January 16, 2021

Small-Business Guide: Tips for Small-Business Owners to Avoid Employee Lawsuits

Jeffrey Herold, who owns West Coast Trends in Huntington Beach, Calif., does not subscribe to this belief. His company, which makes golf bags, luggage and related accessories, and averages $10 million to $15 million in annual sales, has faced three employee lawsuits alleging wrongful termination since Mr. Herold founded it in 1990. Confidentiality agreements preclude him from discussing the first two.

When the third suit was filed in 2010, he said, he was wiser. He vowed to fight all the way to trial, if necessary. “It didn’t make good business sense to settle,” he said. “We did nothing wrong.”

The litigation followed a period in 2008 when West Coast, like many small businesses, was forced to downsize as the recession deepened. Mr. Herold said annual sales had dipped 35 to 40 percent. To keep the company afloat, he laid off 14 people, about 30 percent of his staff, including one of two national sales managers, John Keller.

In court documents, West Coast stated that Mr. Keller’s performance had declined before his termination. As a result, Mr. Herold said, he reduced Mr. Keller’s sales commission by 25 percent the month before his termination. Before that, Mr. Herold said, Mr. Keller was warned about his productivity and Internet use.

Two years after his termination, and following unsuccessful attempts to obtain a settlement from Mr. Herold, Mr. Keller filed a lawsuit against West Coast and three of its employees.

Mr. Keller’s complaint included an allegation that, in terminating him, West Coast had breached an “implied” employment contract providing that he could be terminated only for “good cause.” But most of his case rested on “a mere convenient coincidence,” West Coast said in court papers.

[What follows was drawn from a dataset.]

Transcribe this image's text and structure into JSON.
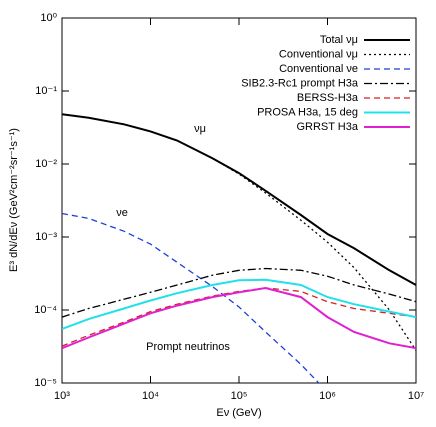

Days before his scheduled termination, West Coast said, Mr. Keller had placed a call, an apparent “pocket dial,” from his cellphone to West Coast’s other sales manager, Josh Miller. In his complaint, Mr. Keller asserted that Mr. Miller had initiated the call and that it had been connected accidentally by Mr. Keller’s phone. In either case, once the line was open, Mr. Miller heard Mr. Keller in mid-tirade against West Coast and its employees. As Mr. Keller went on, Mr. Miller pulled West Coast’s chief operating officer into the room. He, in turn, had an assistant join them to take notes.

In his complaint, Mr. Keller claimed that his overheard comments, not his performance or the economy, had led to his termination. He asserted that West Coast and its employees had invaded his privacy by eavesdropping on his conversation and used what they heard improperly. He sought damages of more than $1.2 million, including compensation for lost earnings and statutory violations regarding the eavesdropping counts, as well as an unspecified amount in punitive damages.

After depositions revealed the nature of Mr. Keller’s eavesdropping claims, which Mr. Herold called “comical,” Mr. Herold remained determined not to settle. Having employment practices liability insurance that covered his legal expenses strengthened his resolve.

The case went to trial in early 2012 and got as far as jury selection. Eventually, however, Mr. Keller indicated a willingness to accept a statutory settlement offer of $25,000 that West Coast had extended before the trial began, even though the settlement’s 30-day expiration date had passed. After Mr. Herold responded that the offer had indeed expired, Mr. Keller began to drop his settlement demands incrementally until they reached $10,000. At that point, the judge urged the parties to settle, for efficiency’s sake.